Sin embargo, detrás de esa imagen de sostenibilidad persiste una realidad incómoda: la exploración espacial continúa dependiendo de procesos altamente contaminantes, desde la producción industrial de hidrógeno hasta el uso masivo de materiales y combustibles fósiles.
🌍 El mito ecológico del hidrógeno líquido
El SLS, considerado el cohete más potente jamás construido por la NASA, se impulsó mediante una mezcla de más de 2,6 millones de litros de oxígeno e hidrógeno criogénicos.
Durante el lanzamiento, esta reacción genera sobre todo vapor de agua, lo que permite proyectar una imagen de tecnología limpia.

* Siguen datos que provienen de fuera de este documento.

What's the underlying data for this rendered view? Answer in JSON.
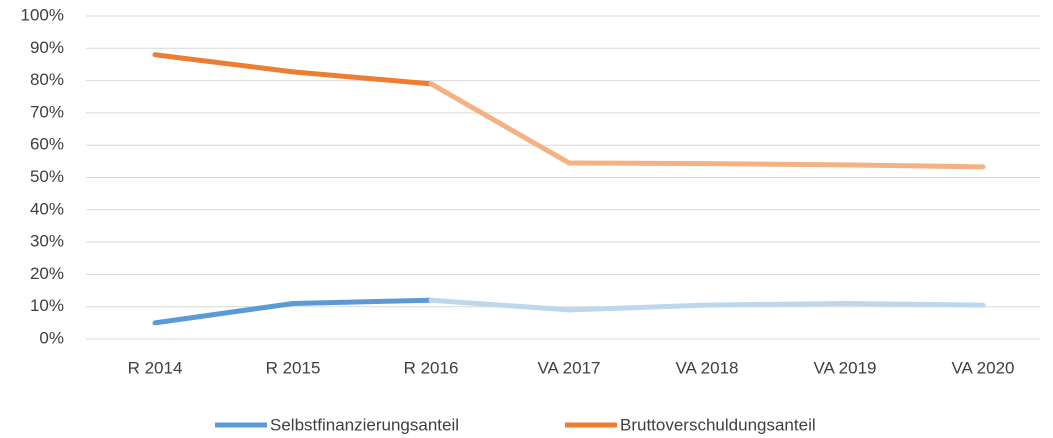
{
  "chart_data": {
    "type": "line",
    "categories": [
      "R 2014",
      "R 2015",
      "R 2016",
      "VA 2017",
      "VA 2018",
      "VA 2019",
      "VA 2020"
    ],
    "series": [
      {
        "name": "Selbstfinanzierungsanteil",
        "color": "#5b9bd5",
        "segment_colors": [
          "#5b9bd5",
          "#5b9bd5",
          "#bdd7ee",
          "#bdd7ee",
          "#bdd7ee",
          "#bdd7ee"
        ],
        "values": [
          5,
          11,
          12,
          9,
          10.5,
          11,
          10.5
        ]
      },
      {
        "name": "Bruttoverschuldungsanteil",
        "color": "#ed7d31",
        "segment_colors": [
          "#ed7d31",
          "#ed7d31",
          "#f4b183",
          "#f4b183",
          "#f4b183",
          "#f4b183"
        ],
        "values": [
          88,
          82.7,
          79,
          54.5,
          54.3,
          53.9,
          53.3
        ]
      }
    ],
    "ylim": [
      0,
      100
    ],
    "yticks": [
      {
        "value": 0,
        "label": "0%"
      },
      {
        "value": 10,
        "label": "10%"
      },
      {
        "value": 20,
        "label": "20%"
      },
      {
        "value": 30,
        "label": "30%"
      },
      {
        "value": 40,
        "label": "40%"
      },
      {
        "value": 50,
        "label": "50%"
      },
      {
        "value": 60,
        "label": "60%"
      },
      {
        "value": 70,
        "label": "70%"
      },
      {
        "value": 80,
        "label": "80%"
      },
      {
        "value": 90,
        "label": "90%"
      },
      {
        "value": 100,
        "label": "100%"
      }
    ],
    "grid": true,
    "legend": "bottom"
  }
}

Pero esa apariencia oculta una cuestión clave: la obtención industrial del hidrógeno no es, en la práctica, tan ecológica como parece.
¿Por qué?
Porque gran parte del hidrógeno utilizado a gran escala sigue produciéndose mediante reformado de gas natural, un proceso intensivo en emisiones y fuertemente dependiente de combustibles fósiles.
A ello se suma otro factor relevante: el hidrógeno líquido exige una infraestructura compleja y muy demandante en energía para su licuefacción, almacenamiento y transporte, además de presentar problemas de fugas y volatilidad, como quedó patente en los días previos a la cuenta atrás.
👉 En otras palabras: aunque el motor emita vapor de agua en el momento del despegue, el coste ambiental previo es mucho más elevado de lo que sugiere el relato institucional.
⛽ Dependencia estructural de los hidrocarburos
Más allá del tanque criogénico central, la arquitectura de la misión mostró una clara dependencia de derivados del petróleo y de la industria fósil.
Entre los principales elementos señalados destacan:
Propulsores laterales de combustible sólido
Los dos grandes boosters encargados de aportar gran parte del empuje inicial utilizaron polibutadieno como aglutinante principal, un derivado petroquímico directo.
Materiales y polímeros técnicos
La fabricación de componentes de alta resistencia, incluida parte de la cápsula Orión, depende de polímeros avanzados vinculados a la industria plástica tradicional.
Maquinaria y logística en tierra
El soporte terrestre también tuvo un fuerte coste energético. Los enormes transportadores sobre orugas y la maquinaria de ensamblaje consumieron miles de litros de gasóleo durante las operaciones previas al lanzamiento.
👉 El resultado es un sistema que, pese a la narrativa innovadora, sigue anclado a una cadena de producción y operación profundamente fósil.
⚠️ Un debate incómodo en plena crisis climática
La nueva carrera lunar reabre una pregunta de fondo:
¿puede considerarse sostenible la exploración espacial con el modelo energético actual?
En un contexto marcado por el cambio climático, la contradicción es evidente. Mientras se multiplican los llamamientos a reducir emisiones y acelerar la transición ecológica, los grandes programas espaciales continúan apoyándose en tecnologías heredadas de los paradigmas industriales del siglo XX.
La ambición científica y tecnológica choca así con una realidad material:
- producción intensiva de combustibles
- uso de petroquímicos
- logística pesada dependiente de gasóleo
- ausencia de alternativas realmente neutras en carbono
🔋 El reto pendiente del sector aeroespacial
El gran problema no es solo el lanzamiento en sí, sino todo lo que lo hace posible.
Hoy por hoy, el sector aeroespacial sigue sin disponer de alternativas plenamente descarbonizadas a gran escala. La falta de combustibles realmente neutros en emisiones y de cadenas logísticas sostenibles dibuja un escenario en el que cada misión de gran envergadura deja una huella ambiental difícil de ignorar.
Algunos expertos apuntan a futuras vías como:
- combustibles sintéticos de baja emisión
- sistemas energéticos renovables aplicados a producción y logística
- nuevos modelos de propulsión menos dependientes de hidrocarburos
Pero, por ahora, esas soluciones siguen lejos de sustituir de forma real al modelo dominante.
📌 Conclusión
El regreso a la Luna representa un hito tecnológico indiscutible, pero también obliga a mirar más allá del entusiasmo. El cohete SLS simboliza tanto la capacidad humana para explorar el espacio como las contradicciones de una industria que aún no ha resuelto su impacto ambiental.
La cuestión ya no es solo hasta dónde puede llegar la humanidad, sino a qué coste ecológico está dispuesta a hacerlo.